If you can't live without a particular brand of mattress, or peanut butter, or toothpaste, that's fine. People need what they need. But they shouldn't discover what those things are after they've moved to a place where those things aren't available.

Not everything is available everywhere in the world. Tariffs, trade restrictions, local brand competition, or simply a lack of anyone needing something until you show up needing it are all reasons you won't find certain things in certain places.

Some things you will be able to get, but they will be more expensive than they are back home, again because of local or regional market conditions. Electronics, specialty food items, and vehicles can all be generally more expensive abroad because of tariffs and local taxes.

The rest of the world is not simply the U.S. at half the cost.
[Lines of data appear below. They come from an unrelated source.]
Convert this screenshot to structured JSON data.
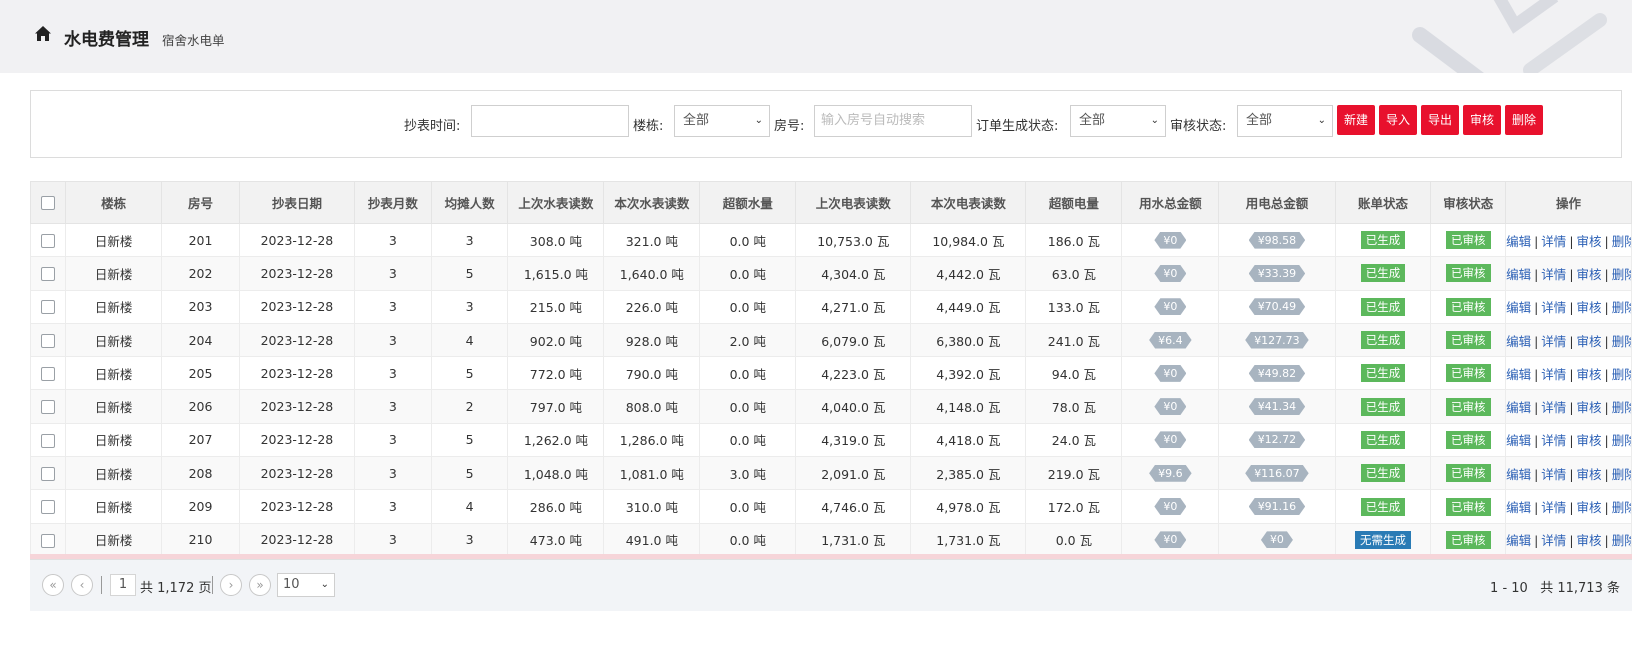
{
  "header": {
    "title": "水电费管理",
    "subtitle": "宿舍水电单"
  },
  "search": {
    "reading_time_label": "抄表时间:",
    "reading_time_value": "",
    "building_label": "楼栋:",
    "building_value": "全部",
    "room_label": "房号:",
    "room_placeholder": "输入房号自动搜索",
    "order_status_label": "订单生成状态:",
    "order_status_value": "全部",
    "audit_status_label": "审核状态:",
    "audit_status_value": "全部",
    "buttons": {
      "new": "新建",
      "import": "导入",
      "export": "导出",
      "audit": "审核",
      "delete": "删除"
    }
  },
  "table": {
    "headers": [
      "楼栋",
      "房号",
      "抄表日期",
      "抄表月数",
      "均摊人数",
      "上次水表读数",
      "本次水表读数",
      "超额水量",
      "上次电表读数",
      "本次电表读数",
      "超额电量",
      "用水总金额",
      "用电总金额",
      "账单状态",
      "审核状态",
      "操作"
    ],
    "ops": {
      "edit": "编辑",
      "detail": "详情",
      "audit": "审核",
      "delete": "删除",
      "sep": "|"
    },
    "rows": [
      {
        "building": "日新楼",
        "room": "201",
        "date": "2023-12-28",
        "months": "3",
        "people": "3",
        "w_prev": "308.0 吨",
        "w_cur": "321.0 吨",
        "w_over": "0.0 吨",
        "e_prev": "10,753.0 瓦",
        "e_cur": "10,984.0 瓦",
        "e_over": "186.0 瓦",
        "w_amt": "¥0",
        "e_amt": "¥98.58",
        "bill": "已生成",
        "audit": "已审核"
      },
      {
        "building": "日新楼",
        "room": "202",
        "date": "2023-12-28",
        "months": "3",
        "people": "5",
        "w_prev": "1,615.0 吨",
        "w_cur": "1,640.0 吨",
        "w_over": "0.0 吨",
        "e_prev": "4,304.0 瓦",
        "e_cur": "4,442.0 瓦",
        "e_over": "63.0 瓦",
        "w_amt": "¥0",
        "e_amt": "¥33.39",
        "bill": "已生成",
        "audit": "已审核"
      },
      {
        "building": "日新楼",
        "room": "203",
        "date": "2023-12-28",
        "months": "3",
        "people": "3",
        "w_prev": "215.0 吨",
        "w_cur": "226.0 吨",
        "w_over": "0.0 吨",
        "e_prev": "4,271.0 瓦",
        "e_cur": "4,449.0 瓦",
        "e_over": "133.0 瓦",
        "w_amt": "¥0",
        "e_amt": "¥70.49",
        "bill": "已生成",
        "audit": "已审核"
      },
      {
        "building": "日新楼",
        "room": "204",
        "date": "2023-12-28",
        "months": "3",
        "people": "4",
        "w_prev": "902.0 吨",
        "w_cur": "928.0 吨",
        "w_over": "2.0 吨",
        "e_prev": "6,079.0 瓦",
        "e_cur": "6,380.0 瓦",
        "e_over": "241.0 瓦",
        "w_amt": "¥6.4",
        "e_amt": "¥127.73",
        "bill": "已生成",
        "audit": "已审核"
      },
      {
        "building": "日新楼",
        "room": "205",
        "date": "2023-12-28",
        "months": "3",
        "people": "5",
        "w_prev": "772.0 吨",
        "w_cur": "790.0 吨",
        "w_over": "0.0 吨",
        "e_prev": "4,223.0 瓦",
        "e_cur": "4,392.0 瓦",
        "e_over": "94.0 瓦",
        "w_amt": "¥0",
        "e_amt": "¥49.82",
        "bill": "已生成",
        "audit": "已审核"
      },
      {
        "building": "日新楼",
        "room": "206",
        "date": "2023-12-28",
        "months": "3",
        "people": "2",
        "w_prev": "797.0 吨",
        "w_cur": "808.0 吨",
        "w_over": "0.0 吨",
        "e_prev": "4,040.0 瓦",
        "e_cur": "4,148.0 瓦",
        "e_over": "78.0 瓦",
        "w_amt": "¥0",
        "e_amt": "¥41.34",
        "bill": "已生成",
        "audit": "已审核"
      },
      {
        "building": "日新楼",
        "room": "207",
        "date": "2023-12-28",
        "months": "3",
        "people": "5",
        "w_prev": "1,262.0 吨",
        "w_cur": "1,286.0 吨",
        "w_over": "0.0 吨",
        "e_prev": "4,319.0 瓦",
        "e_cur": "4,418.0 瓦",
        "e_over": "24.0 瓦",
        "w_amt": "¥0",
        "e_amt": "¥12.72",
        "bill": "已生成",
        "audit": "已审核"
      },
      {
        "building": "日新楼",
        "room": "208",
        "date": "2023-12-28",
        "months": "3",
        "people": "5",
        "w_prev": "1,048.0 吨",
        "w_cur": "1,081.0 吨",
        "w_over": "3.0 吨",
        "e_prev": "2,091.0 瓦",
        "e_cur": "2,385.0 瓦",
        "e_over": "219.0 瓦",
        "w_amt": "¥9.6",
        "e_amt": "¥116.07",
        "bill": "已生成",
        "audit": "已审核"
      },
      {
        "building": "日新楼",
        "room": "209",
        "date": "2023-12-28",
        "months": "3",
        "people": "4",
        "w_prev": "286.0 吨",
        "w_cur": "310.0 吨",
        "w_over": "0.0 吨",
        "e_prev": "4,746.0 瓦",
        "e_cur": "4,978.0 瓦",
        "e_over": "172.0 瓦",
        "w_amt": "¥0",
        "e_amt": "¥91.16",
        "bill": "已生成",
        "audit": "已审核"
      },
      {
        "building": "日新楼",
        "room": "210",
        "date": "2023-12-28",
        "months": "3",
        "people": "3",
        "w_prev": "473.0 吨",
        "w_cur": "491.0 吨",
        "w_over": "0.0 吨",
        "e_prev": "1,731.0 瓦",
        "e_cur": "1,731.0 瓦",
        "e_over": "0.0 瓦",
        "w_amt": "¥0",
        "e_amt": "¥0",
        "bill": "无需生成",
        "audit": "已审核"
      }
    ]
  },
  "pager": {
    "first_icon": "double-chevron-left-icon",
    "prev_icon": "chevron-left-icon",
    "next_icon": "chevron-right-icon",
    "last_icon": "double-chevron-right-icon",
    "current_page": "1",
    "total_pages_text": "共 1,172 页",
    "page_size": "10",
    "range_text": "1 - 10",
    "total_text": "共 11,713 条"
  },
  "colors": {
    "danger_button": "#e8112d",
    "status_green": "#5cb85c",
    "status_blue": "#2a7bb5",
    "amount_tag": "#a8b4c0",
    "link": "#2a5fb5"
  }
}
Living in these places and cutting your cost of living in half involves, in large part, living like a local. Local markets, local brands, local ways of doing things will all be generally less expensive than in North America, but they will be local, and if that is a deal breaker for you, you should find this out before you relocate.

Doing all this research before making a move abroad is easier today than at any time in history. The internet has changed everything, and it's certainly changed the speed and depth with which research about almost anything can be done.

Even so, the benefit of actually getting your boots on the ground in a likely retirement spot for as long as possible before pulling the trigger is hard to overstate.

Do the research, dispel the myths, see for yourself. This will go a long way toward making your overseas move a successful one.